Dan Spencer-Tonks

Personal information
- Full name: Daniel Spencer-Tonks
- Born: 18 January 1995 (age 31) Gloucester, Gloucestershire, England

Playing information
- Position: Second-row, Centre
Club
| Years | Team | Pld | T | G | FG | P |
| 2022 | Salford Red Devils | 1 | 0 | 0 | 0 | 0 |
| 2023 | Whitehaven RLFC | 6 | 3 | 0 | 0 | 12 |
| 2023(loan) | → Rochdale Hornets | 3 | 0 | 0 | 0 | 6 |
| 2023(loan) | →Hunslet RLFC | 0 | 0 | 0 | 0 | 0 |
| 2024 | Swinton Lions | 0 | 0 | 0 | 0 | 0 |
| 2024 | Rochdale Hornets | 10 | 0 | 0 | 0 | 0 |
| 2025– | Whitehaven RLFC | 0 | 0 | 0 | 0 | 0 |
|  | Total | 20 | 3 | 0 | 0 | 18 |
- Source: As of 9 June 2025

= Daniel Spencer-Tonks =

English rugby league footballer (born 1995)

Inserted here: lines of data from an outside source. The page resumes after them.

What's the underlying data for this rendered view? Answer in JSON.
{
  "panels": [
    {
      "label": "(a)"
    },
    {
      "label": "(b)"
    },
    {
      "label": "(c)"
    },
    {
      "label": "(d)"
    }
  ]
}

Daniel Spencer-Tonks is an English professional rugby league footballer who plays for Whitehaven RLFC in the RFL League 1.

==Playing career==
===Salford Red Devils===
In September 2022 Spencer-Tonks made his Salford debut in the Super League against the Warrington Wolves.

===Swinton Lions===
On 23 October 2023 it was reported that he had signed for Swinton in the RFL Championship.

===Rochdale Hornets===
On 12 June 2024 it was reported that he had signed for Rochdale in the RFL League 1 on a one-year deal.

On 21 November 2024 it was reported that he had left Rochdale alongside seven others departing the club.

===Whitehaven RLFC (re-join)===
On 9 June 2025 it was reported that he had signed for Whitehaven RLFC in the RFL League 1

==Doping ban==
Spencer-Tonks served a four year ban from 2015 to 2019 for an anti-doping rule violation after testing positive for stanozolol.